Introduction. A task-oriented dialogue system is designed to assist users in achieving specific objectives. Its primary focus is on comprehending user needs and generating appropriate responses. The success rate is a pivotal metric in evaluating the effectiveness of a ToD system. A higher success rate indicates that the system is adept at meeting user requirements. Additionally, efficiency is gauged by the number of turns in a conversation. Fewer turns signify greater efficiency, underscoring the need for the system to be proactive. Drawing from the concept of proactivity in organizational behaviors (Grant and Ashford, 2008) and standard dictionary definitions (English, 1976), the proactivity of conversational agents can be characterized as their ability to steer or control a dialogue. This is achieved by taking the initiative and foreseeing potential impacts on themselves or users. In essence, the ultimate success of a ToD system mainly lies in proactive nature and capacity to effectively and efficiently address user needs.

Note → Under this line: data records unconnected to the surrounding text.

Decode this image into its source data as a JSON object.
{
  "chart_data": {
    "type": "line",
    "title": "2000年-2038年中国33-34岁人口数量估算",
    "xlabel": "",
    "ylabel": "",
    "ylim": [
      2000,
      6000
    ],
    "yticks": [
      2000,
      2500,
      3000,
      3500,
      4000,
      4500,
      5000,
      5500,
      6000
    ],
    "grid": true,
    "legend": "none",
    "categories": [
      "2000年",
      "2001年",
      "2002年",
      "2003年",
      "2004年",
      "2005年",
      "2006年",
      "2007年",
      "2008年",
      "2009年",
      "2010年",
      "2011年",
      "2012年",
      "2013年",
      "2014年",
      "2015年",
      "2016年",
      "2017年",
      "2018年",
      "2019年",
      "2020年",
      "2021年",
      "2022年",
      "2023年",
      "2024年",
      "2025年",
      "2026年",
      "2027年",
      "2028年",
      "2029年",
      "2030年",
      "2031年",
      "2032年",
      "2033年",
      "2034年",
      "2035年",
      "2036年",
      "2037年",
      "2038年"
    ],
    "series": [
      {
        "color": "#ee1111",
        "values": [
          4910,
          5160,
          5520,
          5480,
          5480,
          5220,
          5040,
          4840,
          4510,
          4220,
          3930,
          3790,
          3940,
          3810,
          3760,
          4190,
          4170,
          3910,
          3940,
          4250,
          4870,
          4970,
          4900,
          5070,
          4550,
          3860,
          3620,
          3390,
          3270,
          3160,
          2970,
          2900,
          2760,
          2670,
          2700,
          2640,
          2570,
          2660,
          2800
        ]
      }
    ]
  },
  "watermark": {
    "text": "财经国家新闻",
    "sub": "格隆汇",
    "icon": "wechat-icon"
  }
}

Discussion / Conclusion. In this study, we present the ProToD model, an enhancement of the LLM-induced ToD system that incorporates future dialogue action anticipation and goal-oriented reward motivation. By utilizing future actions as cues to guide LLMs, our model offers more comprehensive responses and enhances the efficiency of dialogues. The integration of goaloriented rewards further fine-tunes the cues for LLMs, resulting in improved dialogue task completion rates through a reinforcement learning framework. Additionally, we introduce a goal-driven user simulation assessment based on GPT-4, providing a novel perspective to better evaluate dialogue efficiency and user satisfaction levels. Our validation process assesses the effectiveness of Pro- ToD by examining performance enhancements in Inform and Success metrics using the MultiWoZ 2.1 dataset. Furthermore, we present case studies and user simulation assessments that illustrate the improvements in dialogue efficiency and user satisfaction achieved by our model.